Bagian 35

6.4K 368 2
                                    

Waktu menunjukkan pukul tujuh lewat dua puluh menit. Nada sudah sibuk mempersiapkan kencannya dengan Pandu. Entah mengapa jantungnya berdebar kencang kali ini. Hmm, kira-kira kali ini Pandu mau mengajaknya kemana ya? Mengapa harus dirahasiakan? Ah, pria itu memang penuh dengan kata 'rahasia'.

Nada memoles wajah ayunya dengan make up natural. Ia hanya memakai bedak, mascara, dan lipstik. Ia pun menggunakan lipstik berwarna pink nude yang menggambarkan jiwanya sebagai anak muda.

Tok... Tok... Tok...

"Non, ada Den Pandu di depan," ucap Bi Siti.

Nada melirik ke arah jam wekernya. Tepat jam setengah delapan. Pria itu memang pria yang suka menepati janjinya. Ia tersenyum lalu melanjutkan aksi mempercantik dirinya.

"Iya, Bi!" ucapnya.

Malam ini ia mengenakan dress selutut berwarna hijau pastel. Ia menata rambutnya menjadi sedemikian rupa lalu mengeritingi sisa rambut yang menjuntai panjang di depan telinga kanannya. Kemudian, gadis itu juga menata poninya menjadi poni lempar ke sisi kanan.

Setelah siap dengan penampilannya, ia mengenakan flatshoes berwarna hitam dan menyambar sling bagnya.

Cklek.
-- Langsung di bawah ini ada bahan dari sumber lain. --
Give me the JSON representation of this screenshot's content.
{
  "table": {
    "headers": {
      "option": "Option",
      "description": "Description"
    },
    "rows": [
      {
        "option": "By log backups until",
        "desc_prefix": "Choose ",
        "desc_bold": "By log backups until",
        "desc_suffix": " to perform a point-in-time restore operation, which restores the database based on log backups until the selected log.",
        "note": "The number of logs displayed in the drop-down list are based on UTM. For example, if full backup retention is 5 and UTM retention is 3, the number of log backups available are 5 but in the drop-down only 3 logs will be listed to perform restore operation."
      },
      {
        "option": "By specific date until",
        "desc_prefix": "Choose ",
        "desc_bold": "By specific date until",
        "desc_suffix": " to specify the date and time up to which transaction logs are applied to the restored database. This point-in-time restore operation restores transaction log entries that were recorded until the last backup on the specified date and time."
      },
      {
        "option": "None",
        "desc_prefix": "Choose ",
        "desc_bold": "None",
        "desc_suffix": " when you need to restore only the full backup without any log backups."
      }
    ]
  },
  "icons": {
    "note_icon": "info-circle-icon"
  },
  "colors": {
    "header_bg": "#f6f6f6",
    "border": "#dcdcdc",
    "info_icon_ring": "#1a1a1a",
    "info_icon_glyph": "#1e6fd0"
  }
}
Nada membuka pintu kamarnya dan mendapati Bi Siti tengah berdiri di hadapannya sambil melayangkan pandangan takjubnya.

"Subhanallah... Non ayu tenan, wis seperti bidadari," puji Bi Siti seraya menatap Nada tanpa berkedip.

Nada tersenyum.

"Makasih, Bi. Kak Pandunya di luar?" tanyanya.

Bi Siti mengangguk. Nada langsung berjalan menuju papanya yang sepertinya juga berada di luar.

Sesampainya ia di balik pintu, ia mendengar obrolan papanya dengan lelaki yang hendak mengajaknya kencan malam ini.

"Kamu mau ajak kemana putri saya?" tanya sang papa kepada Pandu.

"Siap, saya mau ajak Mbak Nada ke Bukit Bintang, Pak." jawab Pandu tegas.

Nada ber-ooh ria.

Oh, jadi mau ngajak ke... Bukit... Bukit apa tadi? Bukit Bin... Bukit Bintang? Oh, rahasiamu terungkap sekarang, hahaha... Pikir Nada.

"Izin Pak, apa bapak mengizinkan?" tanyanya.

Pak Hendrawan tersenyum samar. "Ya, saya mengizinkan. Saya percaya sama kamu, tolong jaga anak saya baik-baik." jawabnya.

"Siap, laksanakan!" tegas Pandu.

Nada tiba-tiba keluar dari dalam rumah, hendak berpamitan pada sang papa. Kedua lelaki yang tengah berbincang itu beralih pandangan padanya. Mereka menatap takjub, terutama Pandu. Kedua matanya tak mampu berkedip seakan sedang melihat bidadari yang baru saja turun dari khayangan.

"Papa," sapa Nada.

Nada menghampiri sang papa lalu mencium punggung tangannya.

"Pa, Nada mau pergi dulu sama Kak Pandu ya," pamitnya.

"Iya, Sayang. Hati-hati di jalan," ucap sang papa.

Nada menoleh ke arah pria yang sedari tadi menatapnya terpesona. Pria itu tampak santai dengan blazer cokelat tua dan jeansnya.

Makin tampan, pikir Nada.

"Kita bisa berangkat sekarang?" tanya Pandu pelan. Nada mengangguk.

"Kami berangkat dulu, Pa." ucap Nada.

Pandu menghormat pada sang Jenderal. Jenderal pun membalas hormatnya.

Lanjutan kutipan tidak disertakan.